It’s Thai food at its finest, if you haven’t had it before.
Mosaic, the main restaurant for the Crowne Plaza Phuket Panwa Beach resort, was where we had a hosted dinner on the first night. Located centrally at the heart of the resort, it’s also responsible for room service, as well as the buffet breakfast spread, which is in my opinion, the star attraction as far as food is concerned within the resort grounds. Even though our itinerary had pockets of free time, it wasn’t sufficient for a significant trip into Patong or old town, and that was a little disappointing. Having said that, I appreciated that they did bother to fit in a gush of Thai dinner for the first night, even if it was the only semblance of the local cuisine we’d get throughout the entire trip. It was a lovely setting – al fresco, ventilated by the constant echo of whispering waves and sea breezes; tables wonderfully decorated, even if it wasn’t entirely functional; and live traditional Thai music and performances although I’m told that it only happens on weekends and public holidays which today incidentally, was in fact, a public holiday. To make the dining experience that more sophisticated, wine from an estate in New Zealand was served, and paired surprisingly well with the dishes.
Our dinner was teased with a trio platter including Por Pia Goong Sod, a Vietnamese style fresh spring roll with prawn; Gai Hoi Bai Toey, marinated chicken wrapped in pandanus; and Chor Bussaracam, flower-shaped dumplings with minced chicken, and the lineup really set the tone for the rest of the meal. Many Thais are eager to promote their cuisine beyond just street food, and want to present it in a more regal fashion – which foreigners tend to see as a dumb down of the cuisine as Thai fine dining tends to be a little more refined and balanced as opposed to the stereotypical high contrast flavorsome character of Thai street food. Nevertheless, I thought the spring roll and dumpling “skin” were a tad too thick and tangy, and distracted me from what I thought the chef was trying to present.
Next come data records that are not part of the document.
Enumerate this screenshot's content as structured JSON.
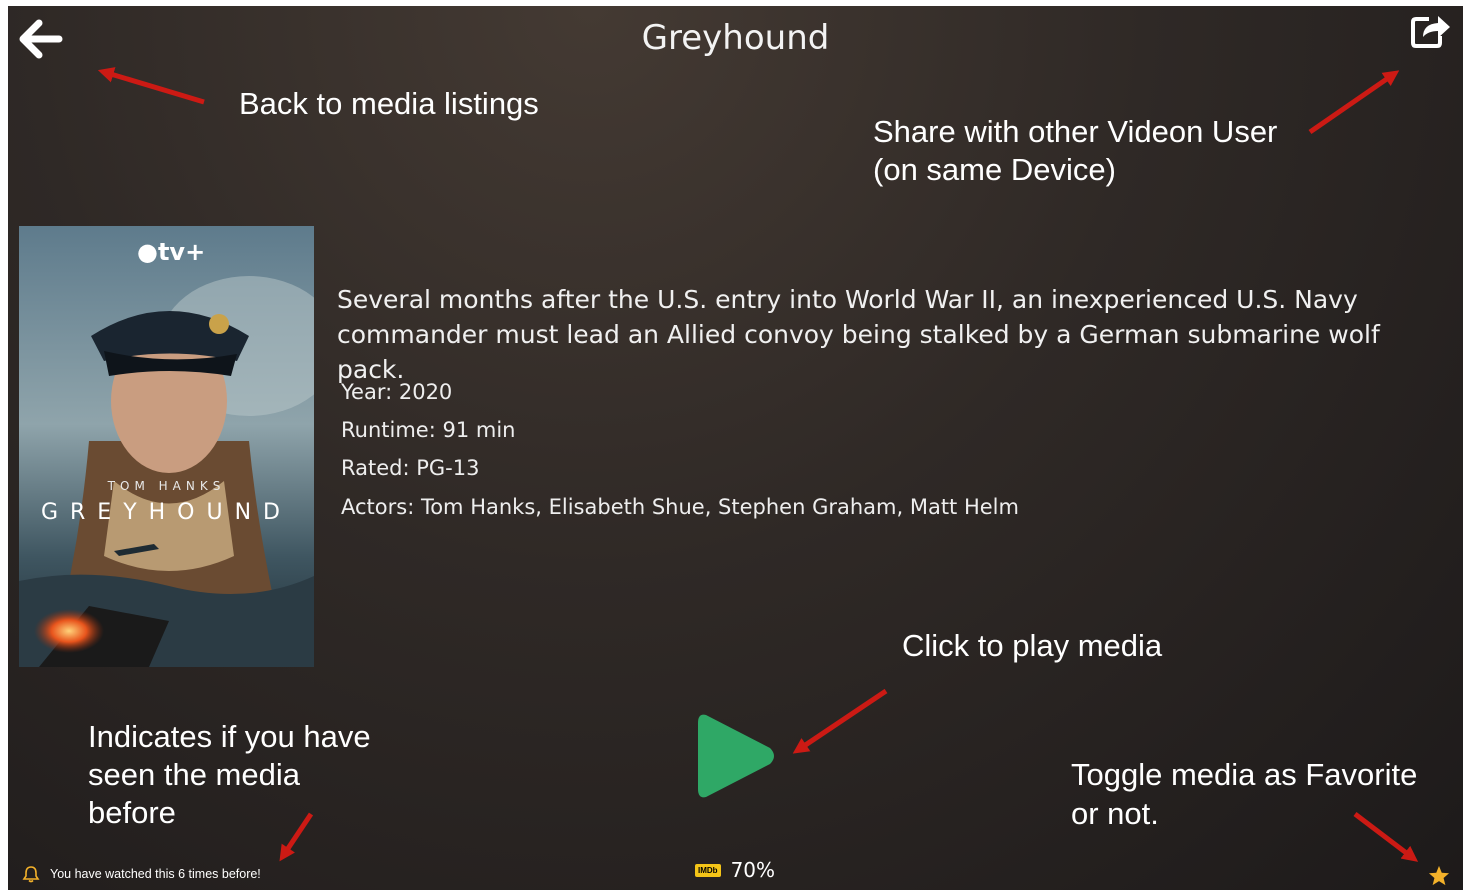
{
  "header": {
    "title": "Greyhound"
  },
  "icons": {
    "back": "arrow-left-icon",
    "share": "share-icon",
    "play": "play-icon",
    "bell": "bell-icon",
    "imdb": "imdb-icon",
    "favorite": "star-icon"
  },
  "annotations": {
    "back": "Back to media listings",
    "share_line1": "Share with other Videon User",
    "share_line2": "(on same Device)",
    "play": "Click to play media",
    "seen_line1": "Indicates if you have",
    "seen_line2": "seen the media",
    "seen_line3": "before",
    "favorite_line1": "Toggle media as Favorite",
    "favorite_line2": "or not."
  },
  "poster": {
    "brand": "tv+",
    "actor": "TOM HANKS",
    "title": "GREYHOUND"
  },
  "media": {
    "description": "Several months after the U.S. entry into World War II, an inexperienced U.S. Navy commander must lead an Allied convoy being stalked by a German submarine wolf pack.",
    "year": "Year: 2020",
    "runtime": "Runtime: 91 min",
    "rated": "Rated: PG-13",
    "actors": "Actors: Tom Hanks, Elisabeth Shue, Stephen Graham, Matt Helm"
  },
  "footer": {
    "watched": "You have watched this 6 times before!",
    "imdb_badge": "IMDb",
    "imdb_rating": "70%"
  },
  "colors": {
    "play": "#2fa866",
    "favorite": "#f3b12a",
    "annotation_arrow": "#cc1a14",
    "imdb": "#f5c518"
  }
}
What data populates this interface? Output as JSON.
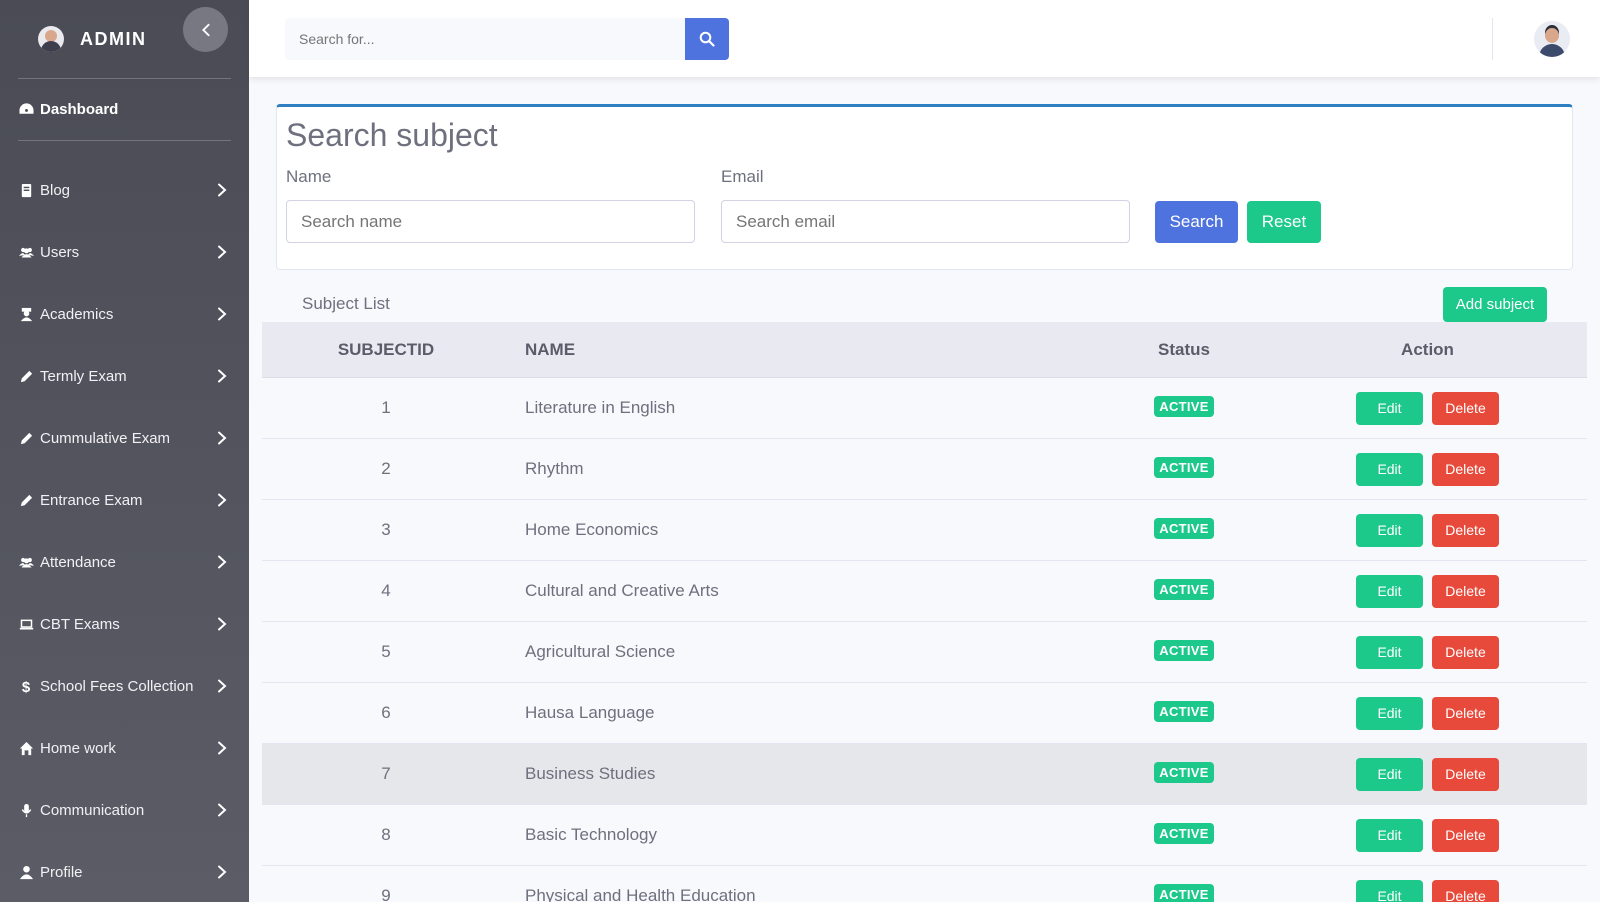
{
  "sidebar": {
    "brand": "ADMIN",
    "dashboard": "Dashboard",
    "items": [
      {
        "label": "Blog",
        "icon": "book-icon"
      },
      {
        "label": "Users",
        "icon": "users-icon"
      },
      {
        "label": "Academics",
        "icon": "graduate-icon"
      },
      {
        "label": "Termly Exam",
        "icon": "pencil-icon"
      },
      {
        "label": "Cummulative Exam",
        "icon": "pencil-icon"
      },
      {
        "label": "Entrance Exam",
        "icon": "pencil-icon"
      },
      {
        "label": "Attendance",
        "icon": "users-icon"
      },
      {
        "label": "CBT Exams",
        "icon": "laptop-icon"
      },
      {
        "label": "School Fees Collection",
        "icon": "dollar-icon"
      },
      {
        "label": "Home work",
        "icon": "home-icon"
      },
      {
        "label": "Communication",
        "icon": "microphone-icon"
      },
      {
        "label": "Profile",
        "icon": "user-icon"
      }
    ]
  },
  "topbar": {
    "search_placeholder": "Search for..."
  },
  "search_card": {
    "title": "Search subject",
    "name_label": "Name",
    "name_placeholder": "Search name",
    "email_label": "Email",
    "email_placeholder": "Search email",
    "search_btn": "Search",
    "reset_btn": "Reset"
  },
  "list": {
    "title": "Subject List",
    "add_btn": "Add subject",
    "columns": [
      "SUBJECTID",
      "NAME",
      "Status",
      "Action"
    ],
    "edit_label": "Edit",
    "delete_label": "Delete",
    "rows": [
      {
        "id": "1",
        "name": "Literature in English",
        "status": "ACTIVE"
      },
      {
        "id": "2",
        "name": "Rhythm",
        "status": "ACTIVE"
      },
      {
        "id": "3",
        "name": "Home Economics",
        "status": "ACTIVE"
      },
      {
        "id": "4",
        "name": "Cultural and Creative Arts",
        "status": "ACTIVE"
      },
      {
        "id": "5",
        "name": "Agricultural Science",
        "status": "ACTIVE"
      },
      {
        "id": "6",
        "name": "Hausa Language",
        "status": "ACTIVE"
      },
      {
        "id": "7",
        "name": "Business Studies",
        "status": "ACTIVE"
      },
      {
        "id": "8",
        "name": "Basic Technology",
        "status": "ACTIVE"
      },
      {
        "id": "9",
        "name": "Physical and Health Education",
        "status": "ACTIVE"
      }
    ]
  },
  "colors": {
    "primary": "#4e73df",
    "success": "#1cc88a",
    "danger": "#e74a3b",
    "sidebar": "#4a4b55",
    "card_accent": "#2f80c2"
  }
}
One of my favorites has gotta be the Poonim Yam Som O, a simple pomelo salad with fried soft shell crab. I’m a sucker for crab, particularly soft shell ones. The crabs were crispy, and were significant enough to possess some semblance of roe, whose savory flavor and texture was met neatly with the pomelo’s sweetness. I could’ve asked for seconds, but I’d just look greedy.
As someone who frequents Thailand every two or so years, I can discern if the Tom Yam soup is meticulously brewed, or if it’s done the shortcut way by putting paste in warm water, and this Tomyam Goon Lai belongs to the former. In fact, you don’t need to have visited Thailand to discern if your soup was manually brewed or cooked with a paste. It’s simple, really – lemongrass is your answer. Soups composed by Tom Yam paste tend to generally have two base notes – spicy and sour, which is very apparent the moment you swallow. It goes down very uncomfortably for it relies on the spice and sourness to bounce off each other to great the illusion of Tom Yam. Manually cooked Tom Yam soups use lemongrass as their anchor, and the effect is obvious – it’s smooth, and the hotness always comes second, subtly but swift. However, the authenticity of the soup stuck out like a sore tongue in a symphony where understatement and refinement was the underlying theme.
For all the effort the chef had put in, the Gaeng Phad Ped Yang Sai Apple, a duck red curry with roasted apples, didn’t turn up anything that I wasn’t already familiar with. The red curry, perfect as it is, managed to completely mask the flavor and aroma of the duck and roasted apples completely so much so that I couldn’t tell what I was eating. I mean, you could’ve thrown in brinjal and chicken, and I wouldn’t be able to tell the difference.
The Pla Kapong Neung See Ew, steamed sea bass with soya sauce was horrifyingly unremarkable. I mean, “steamed”, “sea bass” and “soya sauce” is a menage a trois made in heaven, and they managed to make this positively uninteresting.
The next, Pouy Lakn Moo Krob, Chinese celery with crispy pork, is obviously a Chinese inspired dish. While the components on their own aren’t alien to me, combining them is. Immediately, I recognized that the chef intended to contrast the crispiness of the sliced pork belly with the crispness of the celery. It was perfect on paper, but it didn’t work in reality.
You really can’t say you’ve been to Thailand, and not try mango sticky rice.
Let’s be honest here. Mosaic’s clearly not attempting to please locals with this. The hotel’s target clientele aren’t Thai, but primarily visitors whose palettes are completely different, and for them, Mosaic’s a decent initiation into the wondrous world of Thai cuisine. I can only hope that the impression that the restaurant impresses on first-timers, is a good one.